書かれた年代もバラバラなのだろう。新しく発掘された史料や証言を嬉々と書きながら、次の文章では違う論を立てている。
その細かな探求だからこそ、一つの本の中で矛盾も生まれる。
江戸末期の地図や、警視庁から出された史料を駆使して、なんとか斎藤一像を結ぼうとする著者の姿勢は涙ぐましい限りである。
新撰組時代の斎藤一を浮き出させる史料の少なさと、藤田家史料における新撰組時代の記述が少ないためか、明治に入ってから、藤田五郎としての斎藤一にウェイトが行ってしまうが、それもまた、著者が史料を活かそうとした結果なのだろう。

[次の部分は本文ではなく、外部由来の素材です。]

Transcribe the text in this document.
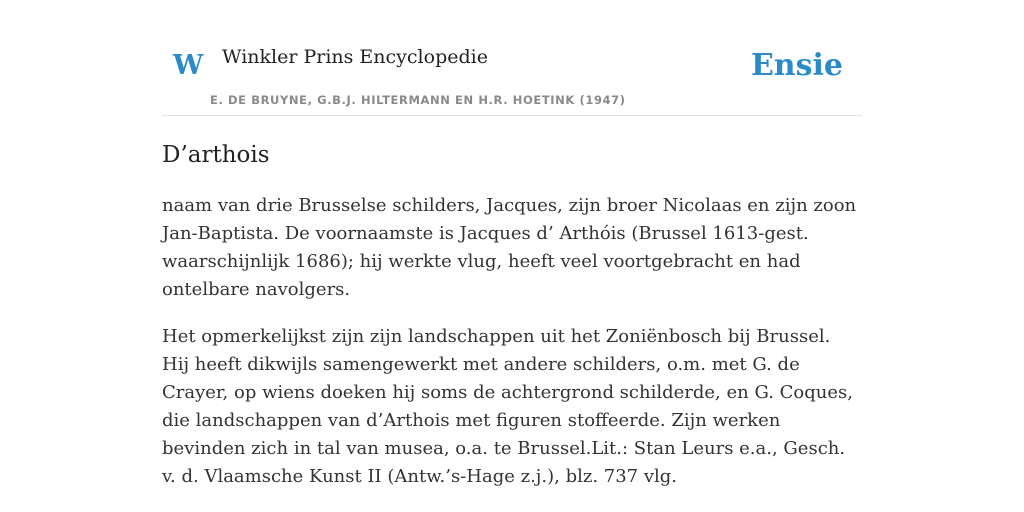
W Winkler Prins Encyclopedie
E. DE BRUYNE, G.B.J. HILTERMANN EN H.R. HOETINK (1947)
Ensie
D’arthois

naam van drie Brusselse schilders, Jacques, zijn broer Nicolaas en zijn zoon Jan-Baptista. De voornaamste is Jacques d’ Arthóis (Brussel 1613-gest. waarschijnlijk 1686); hij werkte vlug, heeft veel voortgebracht en had ontelbare navolgers.

Het opmerkelijkst zijn zijn landschappen uit het Zoniënbosch bij Brussel. Hij heeft dikwijls samengewerkt met andere schilders, o.m. met G. de Crayer, op wiens doeken hij soms de achtergrond schilderde, en G. Coques, die landschappen van d’Arthois met figuren stoffeerde. Zijn werken bevinden zich in tal van musea, o.a. te Brussel.Lit.: Stan Leurs e.a., Gesch. v. d. Vlaamsche Kunst II (Antw.’s-Hage z.j.), blz. 737 vlg.
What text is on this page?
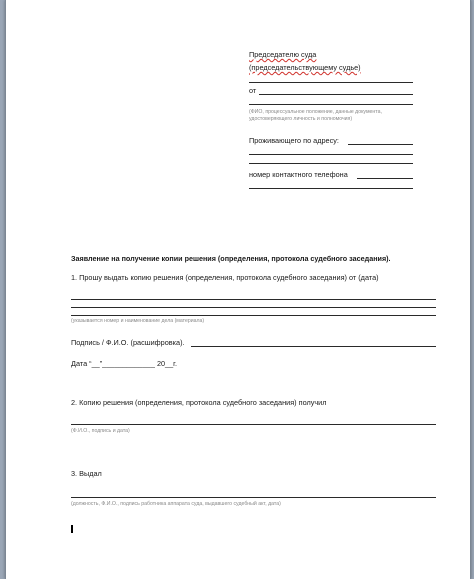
Председателю суда
(председательствующему судье)
от
(ФИО, процессуальное положение, данные документа, удостоверяющего личность и полномочия)
Проживающего по адресу:
номер контактного телефона
Заявление на получение копии решения (определения, протокола судебного заседания).
1. Прошу выдать копию решения (определения, протокола судебного заседания) от (дата)
(указывается номер и наименование дела (материала)
Подпись / Ф.И.О. (расшифровка).
Дата “__”_____________ 20__г.
2. Копию решения (определения, протокола судебного заседания) получил
(Ф.И.О., подпись и дата)
3. Выдал
(должность, Ф.И.О., подпись работника аппарата суда, выдавшего судебный акт, дата)
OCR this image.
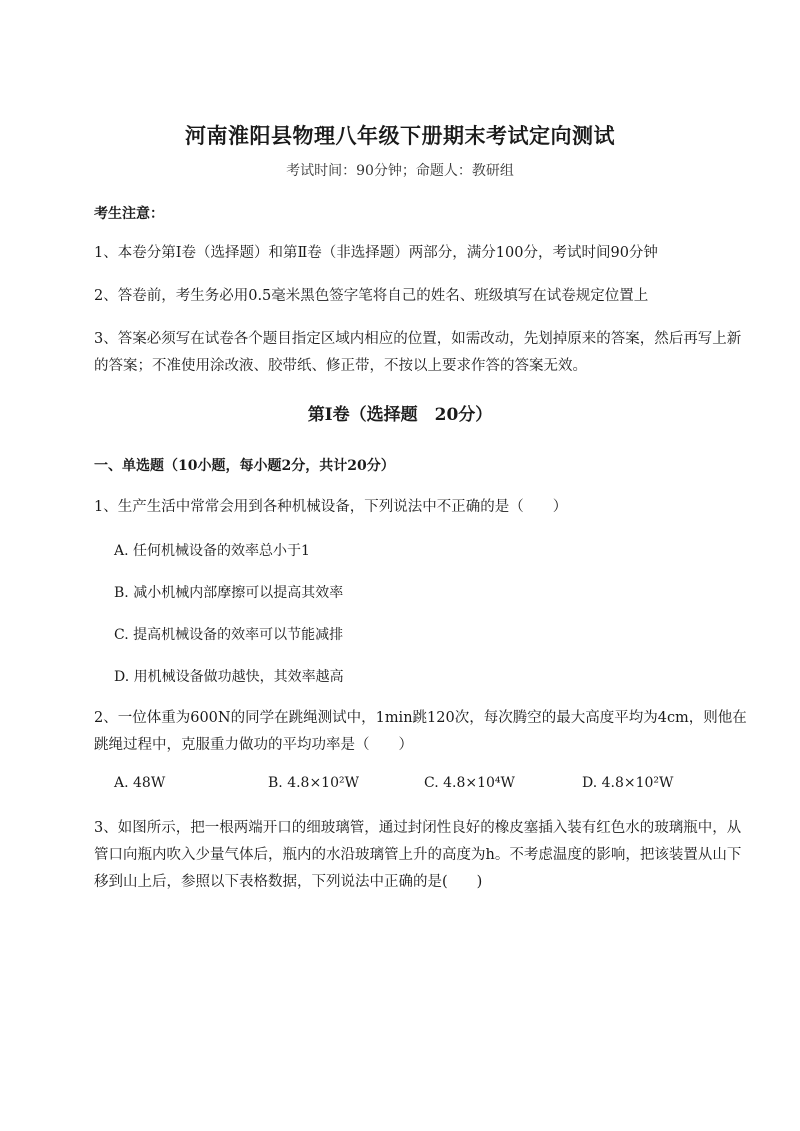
河南淮阳县物理八年级下册期末考试定向测试
考试时间：90分钟；命题人：教研组
考生注意：
1、本卷分第Ⅰ卷（选择题）和第Ⅱ卷（非选择题）两部分，满分100分，考试时间90分钟
2、答卷前，考生务必用0.5毫米黑色签字笔将自己的姓名、班级填写在试卷规定位置上
3、答案必须写在试卷各个题目指定区域内相应的位置，如需改动，先划掉原来的答案，然后再写上新的答案；不准使用涂改液、胶带纸、修正带，不按以上要求作答的答案无效。
第Ⅰ卷（选择题　20分）
一、单选题（10小题，每小题2分，共计20分）
1、生产生活中常常会用到各种机械设备，下列说法中不正确的是（　　）
A. 任何机械设备的效率总小于1
B. 减小机械内部摩擦可以提高其效率
C. 提高机械设备的效率可以节能减排
D. 用机械设备做功越快，其效率越高
2、一位体重为600N的同学在跳绳测试中，1min跳120次，每次腾空的最大高度平均为4cm，则他在跳绳过程中，克服重力做功的平均功率是（　　）
A. 48W	B. 4.8×10²W	C. 4.8×10⁴W	D. 4.8×10²W
3、如图所示，把一根两端开口的细玻璃管，通过封闭性良好的橡皮塞插入装有红色水的玻璃瓶中，从管口向瓶内吹入少量气体后，瓶内的水沿玻璃管上升的高度为h。不考虑温度的影响，把该装置从山下移到山上后，参照以下表格数据，下列说法中正确的是(　　)
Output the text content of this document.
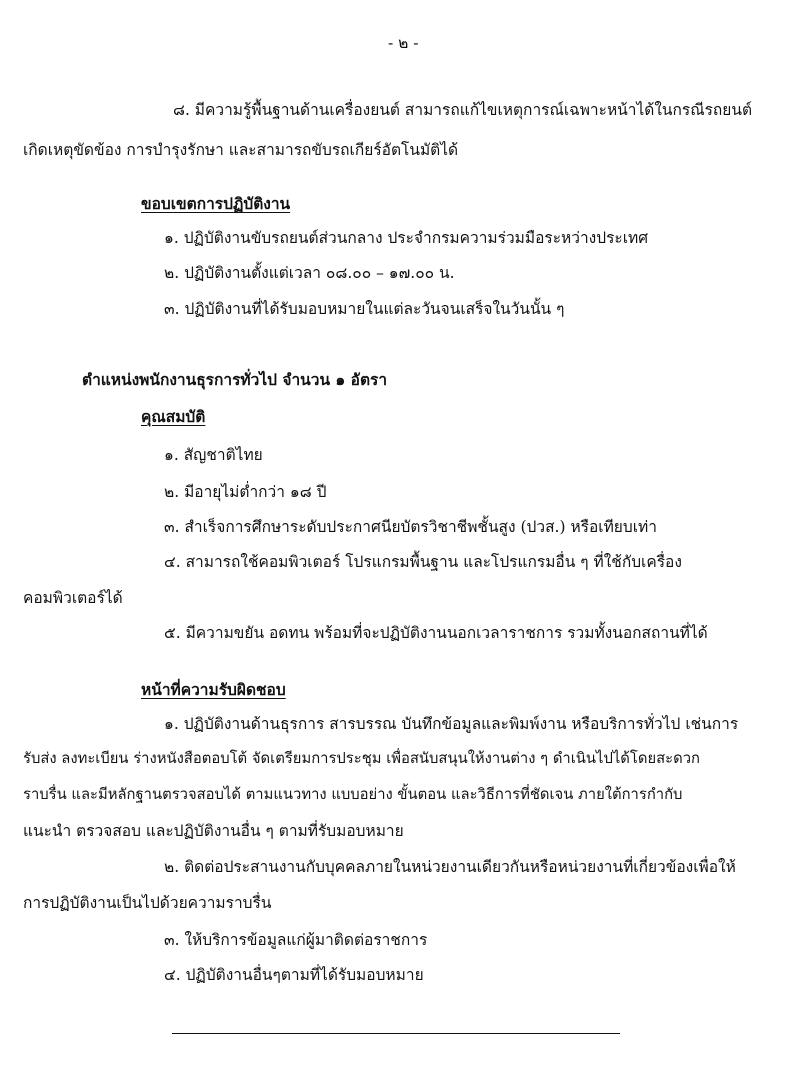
- ๒ -
๘. มีความรู้พื้นฐานด้านเครื่องยนต์ สามารถแก้ไขเหตุการณ์เฉพาะหน้าได้ในกรณีรถยนต์
เกิดเหตุขัดข้อง การบำรุงรักษา และสามารถขับรถเกียร์อัตโนมัติได้
ขอบเขตการปฏิบัติงาน
๑. ปฏิบัติงานขับรถยนต์ส่วนกลาง ประจำกรมความร่วมมือระหว่างประเทศ
๒. ปฏิบัติงานตั้งแต่เวลา ๐๘.๐๐ – ๑๗.๐๐ น.
๓. ปฏิบัติงานที่ได้รับมอบหมายในแต่ละวันจนเสร็จในวันนั้น ๆ
ตำแหน่งพนักงานธุรการทั่วไป จำนวน ๑ อัตรา
คุณสมบัติ
๑. สัญชาติไทย
๒. มีอายุไม่ต่ำกว่า ๑๘ ปี
๓. สำเร็จการศึกษาระดับประกาศนียบัตรวิชาชีพชั้นสูง (ปวส.) หรือเทียบเท่า
๔. สามารถใช้คอมพิวเตอร์ โปรแกรมพื้นฐาน และโปรแกรมอื่น ๆ ที่ใช้กับเครื่อง
คอมพิวเตอร์ได้
๕. มีความขยัน อดทน พร้อมที่จะปฏิบัติงานนอกเวลาราชการ รวมทั้งนอกสถานที่ได้
หน้าที่ความรับผิดชอบ
๑. ปฏิบัติงานด้านธุรการ สารบรรณ บันทึกข้อมูลและพิมพ์งาน หรือบริการทั่วไป เช่นการ
รับส่ง ลงทะเบียน ร่างหนังสือตอบโต้ จัดเตรียมการประชุม เพื่อสนับสนุนให้งานต่าง ๆ ดำเนินไปได้โดยสะดวก
ราบรื่น และมีหลักฐานตรวจสอบได้ ตามแนวทาง แบบอย่าง ขั้นตอน และวิธีการที่ชัดเจน ภายใต้การกำกับ
แนะนำ ตรวจสอบ และปฏิบัติงานอื่น ๆ ตามที่รับมอบหมาย
๒. ติดต่อประสานงานกับบุคคลภายในหน่วยงานเดียวกันหรือหน่วยงานที่เกี่ยวข้องเพื่อให้
การปฏิบัติงานเป็นไปด้วยความราบรื่น
๓. ให้บริการข้อมูลแก่ผู้มาติดต่อราชการ
๔. ปฏิบัติงานอื่นๆตามที่ได้รับมอบหมาย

語らなかった男の研究が、いかに難しいかを物語る一冊である。
斎藤一の魅力といえば、新撰組の生き残り隊士でありながら、その出自、ネットワーク、行動の数々に多くの謎を抱えたまま、世を去った寡黙な実力派という部分。この本では斎藤一=藤田五郎の子孫に取材し、藤田家の系図や口伝を紐解くことによって斎藤一の実像に迫っています。これだけ斎藤一のみを深く追求した本は他にないでしょう。
ただ、藤田家から糸口を探っているために、明治の藤田五郎に関するウェイトが高く、維新前の斎藤一に深く触れきっていないところと、随所に私見と私事が入り過ぎるのが難。逆に、それだけ肩の凝らない研究本ともいえるので、斎藤一ファンなら著者の心理もよく理解できるのではないでしょうか。